The pricey treatment would certainly be a top candidate for price negotiation. Yet so far the drug has only been approved in the United States. It could be three or four years before enough pricing data is collected from international markets, assuming the drug gets approval from the European Union and other regulators.

“There could be a several-year period until we have this international price index,” said Sean Dickson, health policy director for the nonprofit group West Health.

So even if Congress were to give the government permission to negotiate lower prices for a new drug like Aduhelm, HHS might not be able to use its chief lever for some time.

“It’s only after enough countries have set a price that you get a price you can peg it on,” a health-care lobbyist told me. “That is one of the weaknesses.”

The H.R. 3 legislation says that if there aren’t comparable prices from the six other countries, the negotiated price can’t exceed 85 percent of the U.S. average manufacturer price. In the case of Aduhelm, 85 percent of its expected list price is $47,600 for a year-long course of treatment.

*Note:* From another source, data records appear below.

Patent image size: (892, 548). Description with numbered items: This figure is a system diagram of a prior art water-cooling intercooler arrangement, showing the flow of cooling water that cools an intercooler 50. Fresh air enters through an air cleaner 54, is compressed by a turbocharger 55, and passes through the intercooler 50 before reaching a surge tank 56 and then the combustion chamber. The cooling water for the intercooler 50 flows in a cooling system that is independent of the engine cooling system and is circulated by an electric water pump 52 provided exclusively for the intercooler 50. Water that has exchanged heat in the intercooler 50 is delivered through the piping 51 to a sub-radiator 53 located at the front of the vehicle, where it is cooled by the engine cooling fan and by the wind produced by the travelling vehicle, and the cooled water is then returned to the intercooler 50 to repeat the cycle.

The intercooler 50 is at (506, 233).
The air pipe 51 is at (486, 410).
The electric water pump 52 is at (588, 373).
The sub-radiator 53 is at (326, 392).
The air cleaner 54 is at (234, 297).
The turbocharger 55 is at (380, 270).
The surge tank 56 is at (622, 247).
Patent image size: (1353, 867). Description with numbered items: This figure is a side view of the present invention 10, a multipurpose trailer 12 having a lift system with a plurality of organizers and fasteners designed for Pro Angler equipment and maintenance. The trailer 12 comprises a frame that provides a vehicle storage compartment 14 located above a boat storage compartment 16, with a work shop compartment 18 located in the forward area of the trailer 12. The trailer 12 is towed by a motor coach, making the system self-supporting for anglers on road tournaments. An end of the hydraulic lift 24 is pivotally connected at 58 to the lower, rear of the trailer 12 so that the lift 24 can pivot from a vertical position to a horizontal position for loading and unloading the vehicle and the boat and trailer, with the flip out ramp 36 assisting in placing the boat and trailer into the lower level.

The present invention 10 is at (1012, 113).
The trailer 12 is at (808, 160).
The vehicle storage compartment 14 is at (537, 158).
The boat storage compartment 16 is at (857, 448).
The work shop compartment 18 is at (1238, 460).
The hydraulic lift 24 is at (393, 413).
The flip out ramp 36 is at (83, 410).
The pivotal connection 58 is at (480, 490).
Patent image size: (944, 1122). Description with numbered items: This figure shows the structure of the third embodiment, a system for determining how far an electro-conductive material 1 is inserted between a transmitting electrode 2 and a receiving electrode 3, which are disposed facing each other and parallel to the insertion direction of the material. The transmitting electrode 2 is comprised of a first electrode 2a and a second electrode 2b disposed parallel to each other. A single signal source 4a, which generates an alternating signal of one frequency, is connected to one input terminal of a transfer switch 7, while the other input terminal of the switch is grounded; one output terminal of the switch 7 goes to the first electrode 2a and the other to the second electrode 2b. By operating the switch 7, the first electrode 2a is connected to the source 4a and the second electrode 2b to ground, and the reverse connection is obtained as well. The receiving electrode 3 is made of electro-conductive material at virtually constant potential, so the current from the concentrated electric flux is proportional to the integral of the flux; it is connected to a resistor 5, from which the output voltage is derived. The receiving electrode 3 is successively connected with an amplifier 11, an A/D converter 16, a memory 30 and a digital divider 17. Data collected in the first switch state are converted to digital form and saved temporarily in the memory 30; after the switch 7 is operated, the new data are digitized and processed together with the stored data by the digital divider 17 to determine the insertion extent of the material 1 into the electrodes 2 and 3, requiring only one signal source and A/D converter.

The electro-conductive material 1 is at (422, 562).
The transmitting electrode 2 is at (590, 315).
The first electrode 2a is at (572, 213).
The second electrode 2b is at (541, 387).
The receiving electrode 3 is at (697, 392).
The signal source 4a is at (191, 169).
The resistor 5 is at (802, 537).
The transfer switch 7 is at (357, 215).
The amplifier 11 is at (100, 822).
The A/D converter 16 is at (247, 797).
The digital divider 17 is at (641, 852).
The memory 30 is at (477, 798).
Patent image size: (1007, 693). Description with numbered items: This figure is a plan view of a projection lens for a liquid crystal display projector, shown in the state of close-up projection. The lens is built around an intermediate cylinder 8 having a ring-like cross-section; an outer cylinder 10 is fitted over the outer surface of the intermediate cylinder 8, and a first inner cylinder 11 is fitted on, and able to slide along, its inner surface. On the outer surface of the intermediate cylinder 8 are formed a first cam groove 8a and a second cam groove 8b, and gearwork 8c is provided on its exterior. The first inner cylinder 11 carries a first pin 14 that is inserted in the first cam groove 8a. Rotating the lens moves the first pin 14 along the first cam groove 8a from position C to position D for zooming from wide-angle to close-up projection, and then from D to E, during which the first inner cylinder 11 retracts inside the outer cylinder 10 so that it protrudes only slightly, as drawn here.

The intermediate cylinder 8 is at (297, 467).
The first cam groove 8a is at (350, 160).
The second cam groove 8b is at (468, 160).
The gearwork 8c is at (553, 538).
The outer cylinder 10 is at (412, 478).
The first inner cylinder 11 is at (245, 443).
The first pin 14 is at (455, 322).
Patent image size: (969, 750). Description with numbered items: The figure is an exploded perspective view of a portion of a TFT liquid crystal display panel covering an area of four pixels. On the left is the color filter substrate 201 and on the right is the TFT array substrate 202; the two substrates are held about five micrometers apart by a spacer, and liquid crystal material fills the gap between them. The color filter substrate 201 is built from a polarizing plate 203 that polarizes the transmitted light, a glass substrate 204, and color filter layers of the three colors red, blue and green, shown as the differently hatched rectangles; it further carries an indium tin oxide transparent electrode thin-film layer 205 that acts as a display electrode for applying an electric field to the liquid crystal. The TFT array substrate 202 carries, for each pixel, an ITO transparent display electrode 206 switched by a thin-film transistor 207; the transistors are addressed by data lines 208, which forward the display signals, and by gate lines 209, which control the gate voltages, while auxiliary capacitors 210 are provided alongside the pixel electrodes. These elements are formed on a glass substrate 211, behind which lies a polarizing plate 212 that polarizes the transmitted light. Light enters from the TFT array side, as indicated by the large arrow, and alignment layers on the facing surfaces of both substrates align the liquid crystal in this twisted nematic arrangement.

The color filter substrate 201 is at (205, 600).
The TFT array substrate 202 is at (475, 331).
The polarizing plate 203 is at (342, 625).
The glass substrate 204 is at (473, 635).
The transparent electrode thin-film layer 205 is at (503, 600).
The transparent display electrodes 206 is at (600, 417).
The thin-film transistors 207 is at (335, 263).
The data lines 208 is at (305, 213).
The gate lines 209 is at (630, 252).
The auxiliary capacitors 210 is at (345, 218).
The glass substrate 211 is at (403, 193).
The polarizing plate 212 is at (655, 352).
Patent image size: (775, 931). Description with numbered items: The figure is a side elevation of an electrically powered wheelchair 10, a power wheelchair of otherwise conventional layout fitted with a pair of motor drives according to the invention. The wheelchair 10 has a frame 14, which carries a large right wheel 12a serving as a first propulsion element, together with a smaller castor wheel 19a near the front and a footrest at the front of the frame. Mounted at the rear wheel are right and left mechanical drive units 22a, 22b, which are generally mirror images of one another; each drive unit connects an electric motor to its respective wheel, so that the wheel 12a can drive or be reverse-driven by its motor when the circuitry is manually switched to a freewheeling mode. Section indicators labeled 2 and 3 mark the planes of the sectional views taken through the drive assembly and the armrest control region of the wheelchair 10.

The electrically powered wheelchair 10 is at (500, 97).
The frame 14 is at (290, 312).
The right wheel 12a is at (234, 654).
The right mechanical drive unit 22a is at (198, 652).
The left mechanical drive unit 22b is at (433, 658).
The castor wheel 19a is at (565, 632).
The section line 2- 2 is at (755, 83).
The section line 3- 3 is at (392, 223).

Furthermore, there’s a provision in H.R. 3 that could require drugmakers to retroactively pay rebates back to the government if an index was eventually established and the earlier negotiated prices far exceeded that.

So H.R. 3 could still have an immediate dampening effect on the price of a drug like Aduhelm.

And the aim of the Democrats’ bill is to bend the cost curve on U.S. drug spending over the long term, Dickson stressed.

“So even if a drug like Aduhelm doesn’t get negotiated in the first year, that doesn’t mean H.R. 3 isn’t working,” he said.

House Democrats have made absolutely clear that H.R. 3 is a top priority this year. But whether they’ll succeed is about as clear as mud at the moment, given ongoing negotiations on Capitol Hill over President Biden’s infrastructure plans and questions over whether Republicans will help pass some of them.